- Final release: 0.95a / September 8, 2005
- Successor: Quagga
- Type: Routing
- License: GNU General Public License
- Website: www.gnu.org/software/zebra/

= GNU Zebra =

Network routing software suite

Zebra is a discontinued routing software package that provides TCP/IP based routing services with routing protocols support such as RIP, OSPF and BGP. Zebra also supports BGP Route Reflector and Route Server behavior. In addition to IPv4 routing protocols, Zebra also supports IPv6 routing protocols.

Zebra provided a high quality, multi server routing engine. Zebra has an interactive user interface for each routing protocol and supports common client commands. Due to this design, new protocol daemons can be easily added. Zebra library can also be used as a program's client user interface.

Zebra is distributed under the GNU General Public License.

==History==
The idea for Zebra originally came from Kunihiro Ishiguro, after he realized the need for quality routing software. While working at an ISP joint venture between British Telecom and Marubeni, Ishiguro encountered venture capitalist Yoshinari Yoshikawa.

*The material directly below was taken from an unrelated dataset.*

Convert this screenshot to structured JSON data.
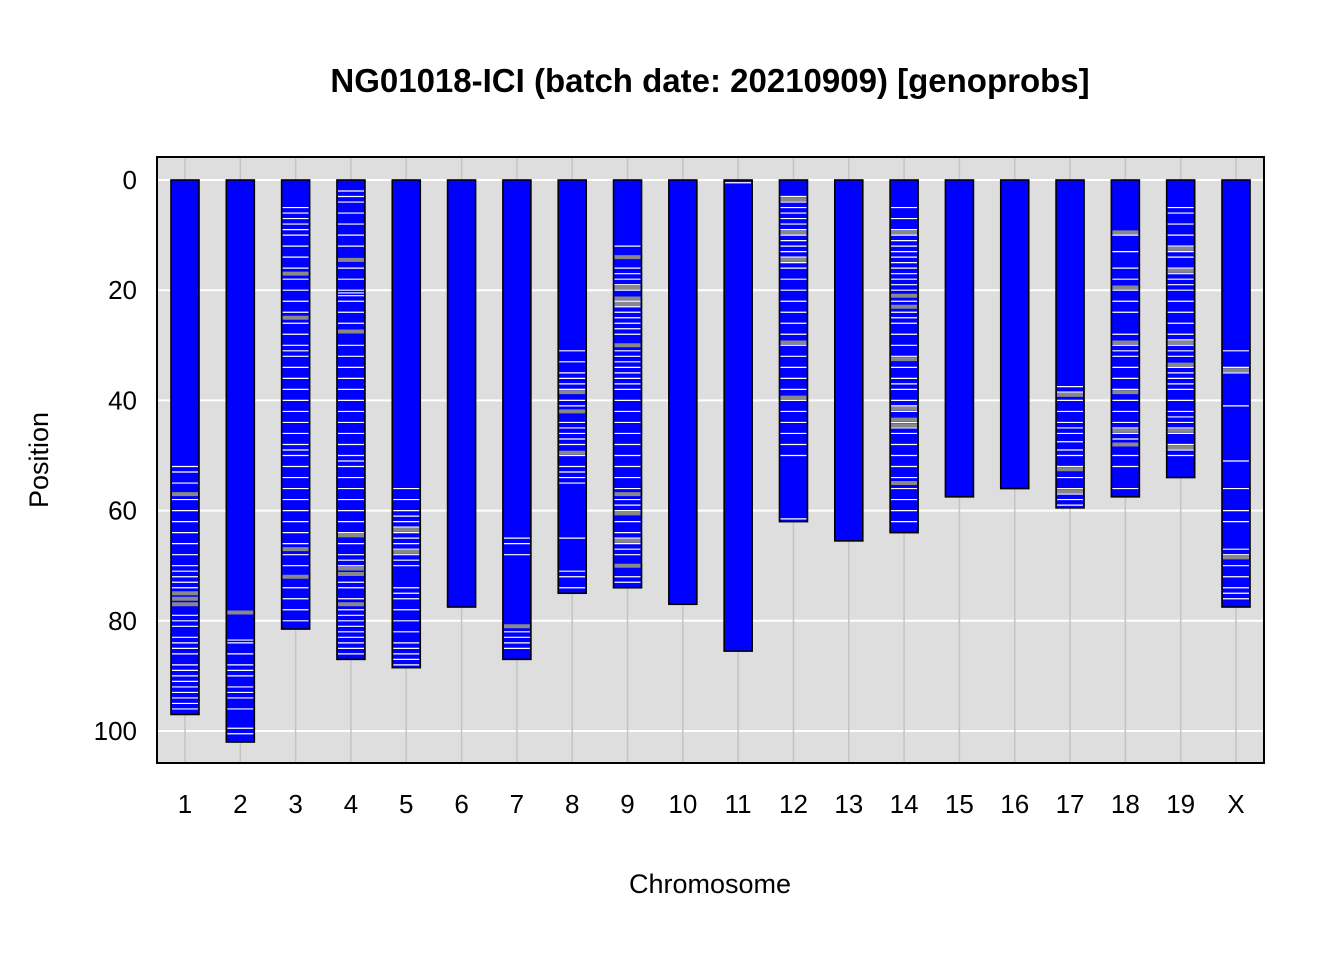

Yoshinari Yoshikawa shared Ishiguro's vision for a new routing engine and they combined resources to create the world's first routing engine software. The resulting entity, known as the Zebra Project, was started in 1996.

Ishiguro and Yoshikawa led the IP Infusion company and market a commercial version of Zebra, known as "ZebOS". This ZebOS is being used in networking products, such as FortiOS and the Citrix NetScaler.

The official website announced that "Zebra has been decommissioned".

Since its last release (version 0.95) in 2005-09-08, development of Zebra stopped. A new project emerged as the unofficial successor of Zebra: Quagga.